This year, the Pontifical Academies awarded Giuseppina Cipriano, a student at Rome’s Pontifical Institute of Christian Archeology, for her doctoral thesis on “The Mausoleums of Exodus and of Peace in the El-Bagawat Necropolis : Reflections on the Origins of Christianity in Egypt.”
The 20,000-Euro award (a similar figure in dollars) was voted on at the Pontifical Academies’ annual session, held in Rome last Thursday on “The Martyrs and Their Monumental ‘Memorials’: Living Stones in the Making of Europe.”
The award, considered the Holy See’s “Nobel” in the field of humanities, is not in recognition of a career but of the work of young researchers. The award has been won by a woman for the past eight years — and to date at least, has almost always been won by female researchers.

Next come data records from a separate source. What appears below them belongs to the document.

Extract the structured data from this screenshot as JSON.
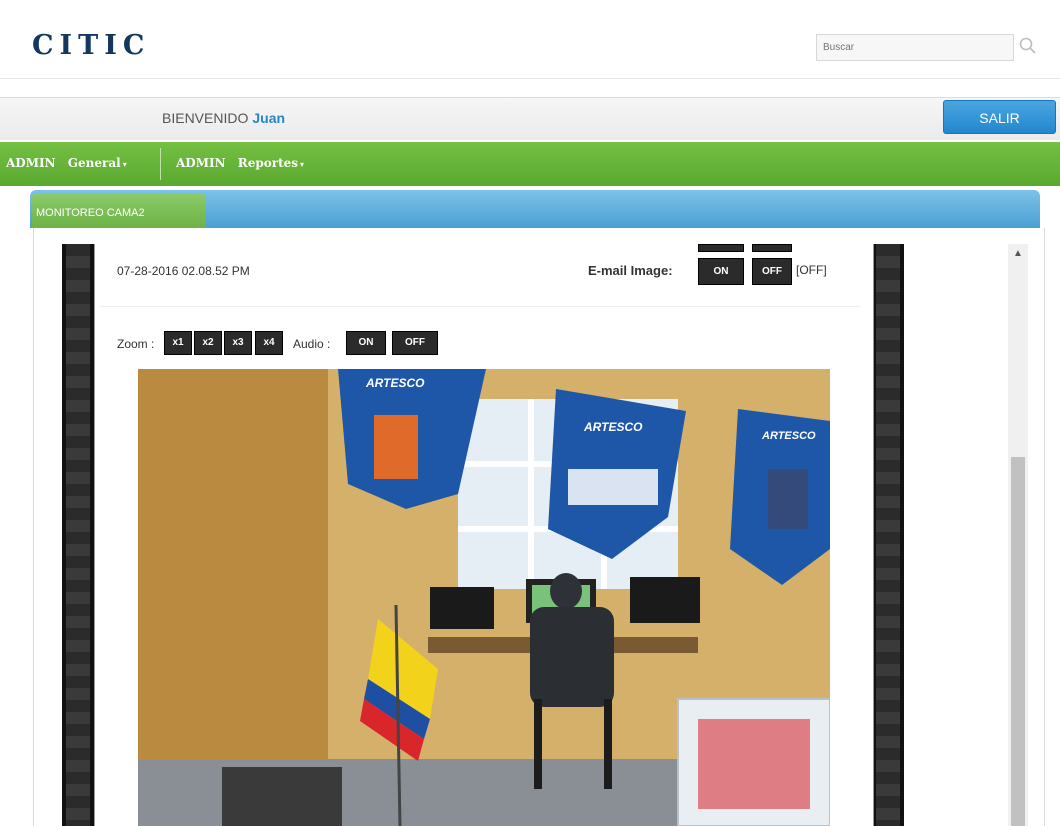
{
  "header": {
    "logo": "CITIC",
    "search_placeholder": "Buscar"
  },
  "welcome": {
    "greeting": "BIENVENIDO",
    "user": "Juan",
    "logout_label": "SALIR"
  },
  "nav": {
    "items": [
      {
        "role": "ADMIN",
        "label": "General"
      },
      {
        "role": "ADMIN",
        "label": "Reportes"
      }
    ]
  },
  "tab": {
    "active_label": "MONITOREO CAMA2"
  },
  "camera": {
    "timestamp": "07-28-2016 02.08.52 PM",
    "email_label": "E-mail Image:",
    "email_on": "ON",
    "email_off": "OFF",
    "email_state": "[OFF]",
    "zoom_label": "Zoom :",
    "zoom_buttons": [
      "x1",
      "x2",
      "x3",
      "x4"
    ],
    "audio_label": "Audio :",
    "audio_on": "ON",
    "audio_off": "OFF",
    "banner_text": "ARTESCO"
  },
  "colors": {
    "nav_green": "#65b436",
    "tab_blue": "#4a9fd3",
    "logout_blue": "#2387cf",
    "logo_navy": "#14375e"
  }
}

Sara Tamarri, received second prize, a gold medal commemorating John Paul II’s pontificate, for her doctoral thesis on, “The Iconography of the Lion from Late Antiquity to the Middle Ages.”
The session was coordinated by the Pontifical Council for Culture presided over by Cardinal Paul Poupard, brings together the Pontifical Academy of St. Thomas Aquinas, the Pontifical Academy of Theology, the Pontifical Academy of Mary Immaculate, the International Marian Pontifical Academy, the Pontifical Academy of Fine Arts in the Pantheon, the Pontifical Roman Academy of Archeology, and the Pontifical Academy of Devotion to Martyrs.